“The first suggestion after this came from Midwinter. The sly old clergyman who gave Mrs. Oldershaw and me so much trouble has, it seems, been ill, but has been latterly reported better. ‘Why not go to Somersetshire,’ said Midwinter, ‘and see your good friend, and my good friend, Mr. Brock?’
“Armadale caught at the proposal readily enough. He longed, in the first place, to see ‘dear old Brock,’ and he longed, in the second place, to see his yacht. After staying a few days more in London with Midwinter, he would gladly go to Somersetshire. But what after that?
“Seeing my opportunity, I came to the rescue this time. ‘You have got a yacht, Mr. Armadale,’ I said; ‘and you know that Midwinter is going to Italy. When you are tired of Somersetshire, why not make a voyage to the Mediterranean, and meet your friend, and your friend’s wife, at Naples?’
“I made the allusion to ‘his friend’s wife’ with the most becoming modesty and confusion. Armadale was enchanted. I had hit on the best of all ways of occupying the weary time. He started up, and wrung my hand in quite an ecstasy of gratitude. How I do hate people who can only express their feelings by hurting other people’s hands!
“Midwinter was as pleased with my proposal as Armadale; but he saw difficulties in the way of carrying it out. He considered the yacht too small for a cruise to the Mediterranean, and he thought it desirable to hire a larger vessel. His friend thought otherwise. I left them arguing the question. It was quite enough for me to have made sure, in the first place, that Armadale will not return to Thorpe Ambrose; and to have decided him, in the second place, on going abroad. He may go how he likes. I should prefer the small yacht myself; for there seems to be a chance that the small yacht might do me the inestimable service of drowning him....”
“Five o’clock.—The excitement of feeling that I had got Armadale’s future movements completely under my own control made me so restless, when I returned to my lodgings, that I was obliged to go out again, and do something. A new interest to occupy me being what I wanted, I went to Pimlico to have it out with Mother Oldershaw.
“I walked; and made up my mind, on the way, that I would begin by quarreling with her.
“One of my notes of hand being paid already, and Midwinter being willing to pay the other two when they fall due, my present position with the old wretch is as independent a one as I could desire.
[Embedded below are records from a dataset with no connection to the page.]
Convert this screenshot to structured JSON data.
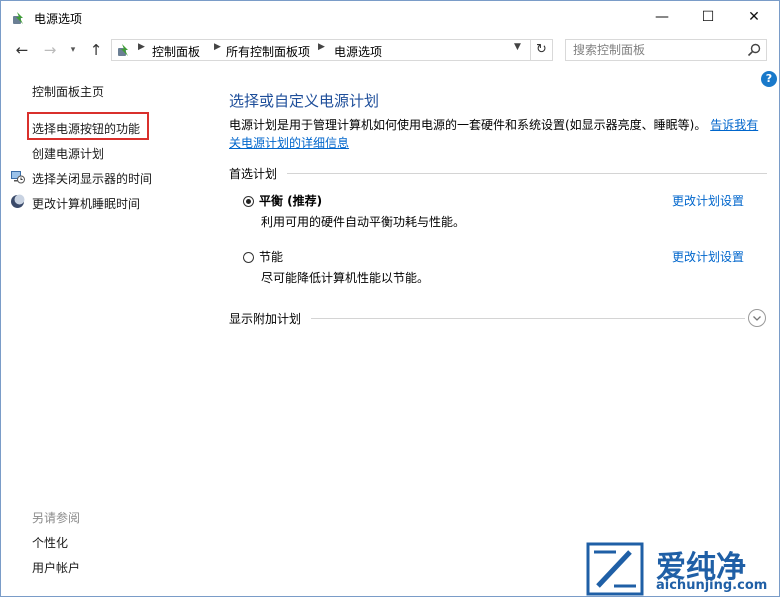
{
  "window": {
    "title": "电源选项",
    "minimize_glyph": "—",
    "maximize_glyph": "☐",
    "close_glyph": "✕"
  },
  "nav": {
    "back_glyph": "←",
    "forward_glyph": "→",
    "recent_glyph": "▾",
    "up_glyph": "↑",
    "refresh_glyph": "↻"
  },
  "breadcrumb": [
    "控制面板",
    "所有控制面板项",
    "电源选项"
  ],
  "search": {
    "placeholder": "搜索控制面板"
  },
  "sidebar": {
    "home": "控制面板主页",
    "items": [
      {
        "label": "选择电源按钮的功能",
        "icon": "none",
        "highlighted": true
      },
      {
        "label": "创建电源计划",
        "icon": "none"
      },
      {
        "label": "选择关闭显示器的时间",
        "icon": "monitor-clock-icon"
      },
      {
        "label": "更改计算机睡眠时间",
        "icon": "moon-icon"
      }
    ],
    "see_also": {
      "heading": "另请参阅",
      "links": [
        "个性化",
        "用户帐户"
      ]
    }
  },
  "help_label": "?",
  "main": {
    "title": "选择或自定义电源计划",
    "description": "电源计划是用于管理计算机如何使用电源的一套硬件和系统设置(如显示器亮度、睡眠等)。",
    "description_link": "告诉我有关电源计划的详细信息",
    "preferred_heading": "首选计划",
    "plans": [
      {
        "name": "平衡 (推荐)",
        "description": "利用可用的硬件自动平衡功耗与性能。",
        "selected": true,
        "action": "更改计划设置"
      },
      {
        "name": "节能",
        "description": "尽可能降低计算机性能以节能。",
        "selected": false,
        "action": "更改计划设置"
      }
    ],
    "additional_heading": "显示附加计划"
  },
  "watermark": {
    "brand": "爱纯净",
    "url": "aichunjing.com"
  },
  "colors": {
    "link": "#0066cc",
    "title": "#1e4e9a",
    "highlight_border": "#d9302c",
    "accent": "#1979ca"
  }
}
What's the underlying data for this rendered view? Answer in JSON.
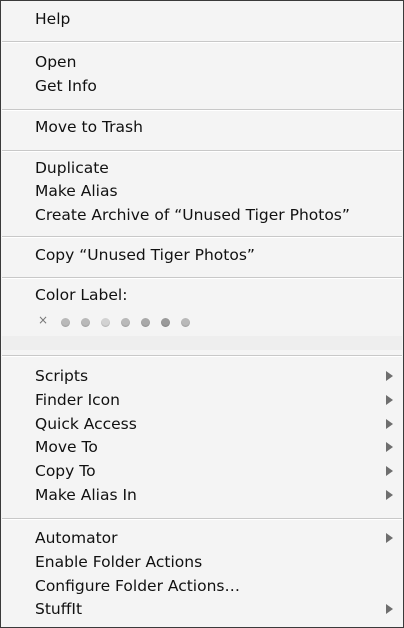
{
  "menu": {
    "help": "Help",
    "open": "Open",
    "get_info": "Get Info",
    "move_to_trash": "Move to Trash",
    "duplicate": "Duplicate",
    "make_alias": "Make Alias",
    "create_archive": "Create Archive of “Unused Tiger Photos”",
    "copy": "Copy “Unused Tiger Photos”",
    "color_label": "Color Label:",
    "color_label_clear_symbol": "×",
    "scripts": "Scripts",
    "finder_icon": "Finder Icon",
    "quick_access": "Quick Access",
    "move_to": "Move To",
    "copy_to": "Copy To",
    "make_alias_in": "Make Alias In",
    "automator": "Automator",
    "enable_folder_actions": "Enable Folder Actions",
    "configure_folder_actions": "Configure Folder Actions…",
    "stuffit": "StuffIt"
  },
  "colors": {
    "menu_background": "#f4f4f4",
    "text": "#111111",
    "submenu_arrow": "#6e6e6e"
  }
}
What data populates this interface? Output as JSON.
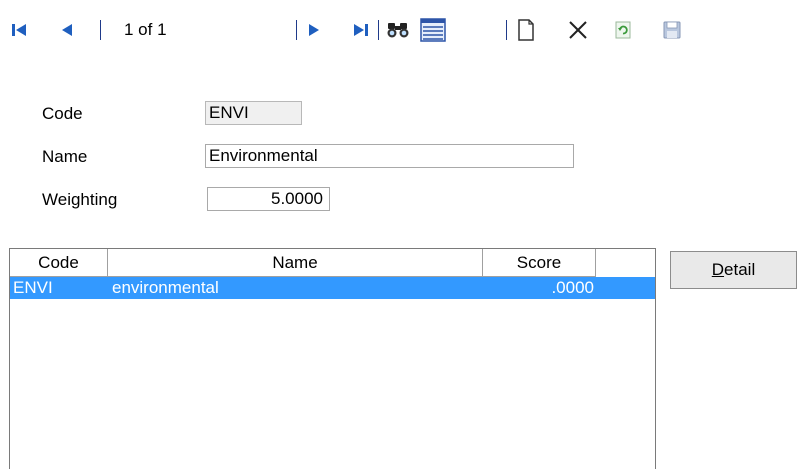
{
  "toolbar": {
    "record_counter": "1 of 1",
    "icons": [
      "first-record-icon",
      "previous-record-icon",
      "next-record-icon",
      "last-record-icon",
      "find-icon",
      "list-view-icon",
      "new-record-icon",
      "delete-icon",
      "refresh-icon",
      "save-icon"
    ]
  },
  "form": {
    "code_label": "Code",
    "code_value": "ENVI",
    "name_label": "Name",
    "name_value": "Environmental",
    "weighting_label": "Weighting",
    "weighting_value": "5.0000"
  },
  "grid": {
    "columns": [
      "Code",
      "Name",
      "Score"
    ],
    "rows": [
      {
        "code": "ENVI",
        "name": "environmental",
        "score": ".0000",
        "selected": true
      }
    ]
  },
  "buttons": {
    "detail_label_first": "D",
    "detail_label_rest": "etail"
  },
  "colors": {
    "selection": "#3399ff",
    "nav_icon": "#1f3a8a"
  }
}
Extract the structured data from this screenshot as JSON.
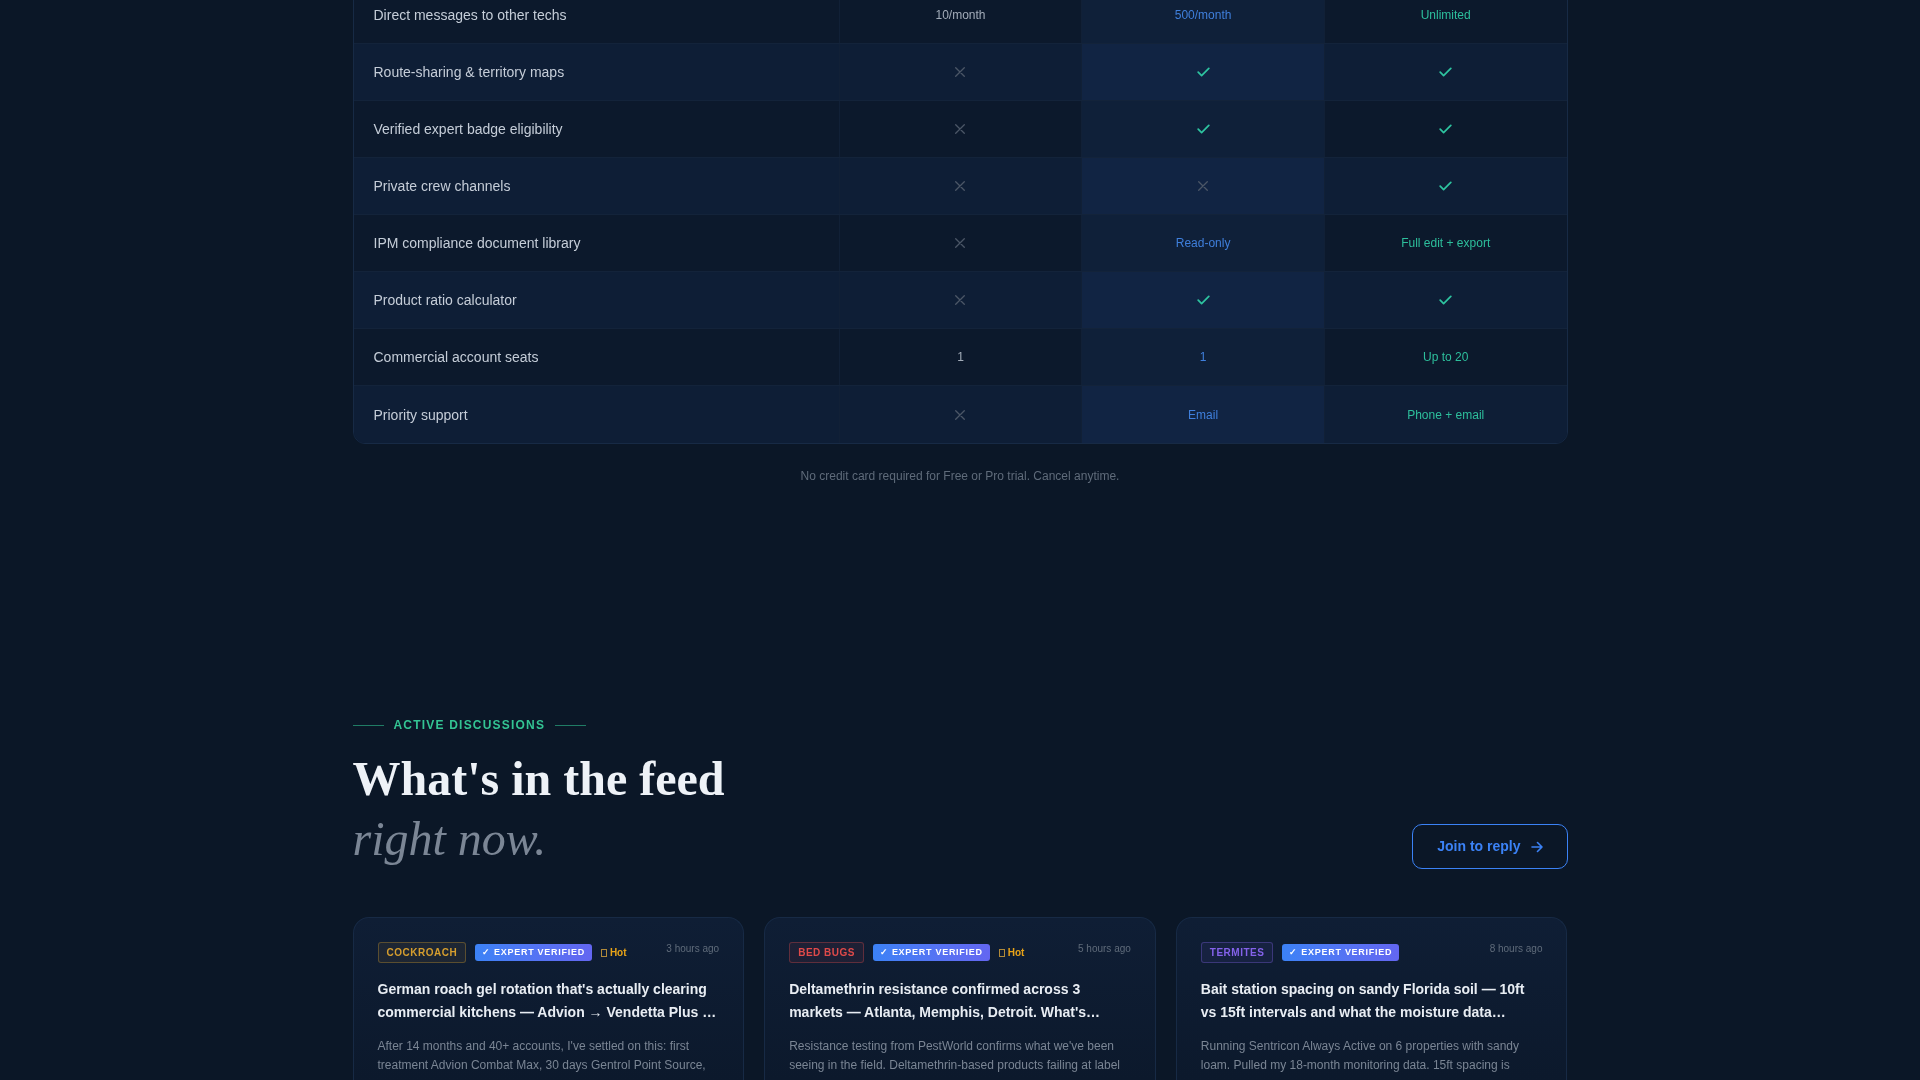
{
  "comparison_table": {
    "columns": [
      {
        "highlighted": false
      },
      {
        "highlighted": true
      },
      {
        "highlighted": false
      }
    ],
    "rows": [
      {
        "feature": "Direct messages to other techs",
        "cells": [
          {
            "kind": "text",
            "text": "10/month"
          },
          {
            "kind": "text",
            "text": "500/month"
          },
          {
            "kind": "text",
            "text": "Unlimited"
          }
        ]
      },
      {
        "feature": "Route-sharing & territory maps",
        "cells": [
          {
            "kind": "cross"
          },
          {
            "kind": "check"
          },
          {
            "kind": "check"
          }
        ]
      },
      {
        "feature": "Verified expert badge eligibility",
        "cells": [
          {
            "kind": "cross"
          },
          {
            "kind": "check"
          },
          {
            "kind": "check"
          }
        ]
      },
      {
        "feature": "Private crew channels",
        "cells": [
          {
            "kind": "cross"
          },
          {
            "kind": "cross"
          },
          {
            "kind": "check"
          }
        ]
      },
      {
        "feature": "IPM compliance document library",
        "cells": [
          {
            "kind": "cross"
          },
          {
            "kind": "text",
            "text": "Read-only"
          },
          {
            "kind": "text",
            "text": "Full edit + export"
          }
        ]
      },
      {
        "feature": "Product ratio calculator",
        "cells": [
          {
            "kind": "cross"
          },
          {
            "kind": "check"
          },
          {
            "kind": "check"
          }
        ]
      },
      {
        "feature": "Commercial account seats",
        "cells": [
          {
            "kind": "text",
            "text": "1"
          },
          {
            "kind": "text",
            "text": "1"
          },
          {
            "kind": "text",
            "text": "Up to 20"
          }
        ]
      },
      {
        "feature": "Priority support",
        "cells": [
          {
            "kind": "cross"
          },
          {
            "kind": "text",
            "text": "Email"
          },
          {
            "kind": "text",
            "text": "Phone + email"
          }
        ]
      }
    ],
    "note": "No credit card required for Free or Pro trial. Cancel anytime."
  },
  "discussions": {
    "eyebrow": "ACTIVE DISCUSSIONS",
    "heading": "What's in the feed",
    "heading_accent": "right now.",
    "button": {
      "label": "Join to reply"
    },
    "cards": [
      {
        "category": {
          "label": "COCKROACH",
          "color": "#d69e2e"
        },
        "verified": "✓ EXPERT VERIFIED",
        "flag": "Hot",
        "time": "3 hours ago",
        "title": "German roach gel rotation that's actually clearing commercial kitchens — Advion → Vendetta Plus …",
        "excerpt": "After 14 months and 40+ accounts, I've settled on this: first treatment Advion Combat Max, 30 days Gentrol Point Source,"
      },
      {
        "category": {
          "label": "BED BUGS",
          "color": "#e04a4a"
        },
        "verified": "✓ EXPERT VERIFIED",
        "flag": "Hot",
        "time": "5 hours ago",
        "title": "Deltamethrin resistance confirmed across 3 markets — Atlanta, Memphis, Detroit. What's…",
        "excerpt": "Resistance testing from PestWorld confirms what we've been seeing in the field. Deltamethrin-based products failing at label"
      },
      {
        "category": {
          "label": "TERMITES",
          "color": "#8462ea"
        },
        "verified": "✓ EXPERT VERIFIED",
        "time": "8 hours ago",
        "title": "Bait station spacing on sandy Florida soil — 10ft vs 15ft intervals and what the moisture data…",
        "excerpt": "Running Sentricon Always Active on 6 properties with sandy loam. Pulled my 18-month monitoring data. 15ft spacing is"
      }
    ]
  }
}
I always get the better of her when it comes to a downright battle between us, and find her wonderfully civil and obliging the moment I have made her feel that mine is the strongest will of the two. In my present situation, she might be of use to me in various ways, if I could secure her assistance, without trusting her with secrets which I am now more than ever determined to keep to myself. That was my idea as I walked to Pimlico. Upsetting Mother Oldershaw’s nerves, in the first place, and then twisting her round my little finger, in the second, promised me, as I thought, an interesting occupation for the rest of the afternoon.
“When I got to Pimlico, a surprise was in store for we. The house was shut up—not only on Mrs. Oldershaw’s side, but on Doctor Downward’s as well. A padlock was on the shop door; and a man was hanging about on the watch, who might have been an ordinary idler certainly, but who looked, to my mind, like a policeman in disguise.
“Knowing the risks the doctor runs in his particular form of practice, I suspected at once that something serious had happened, and that even cunning Mrs. Oldershaw was compromised this time. Without stopping, or making any inquiry, therefore, I called the first cab that passed me, and drove to the post-office to which I had desired my letters to be forwarded if any came for me after I left my Thorpe Ambrose lodging.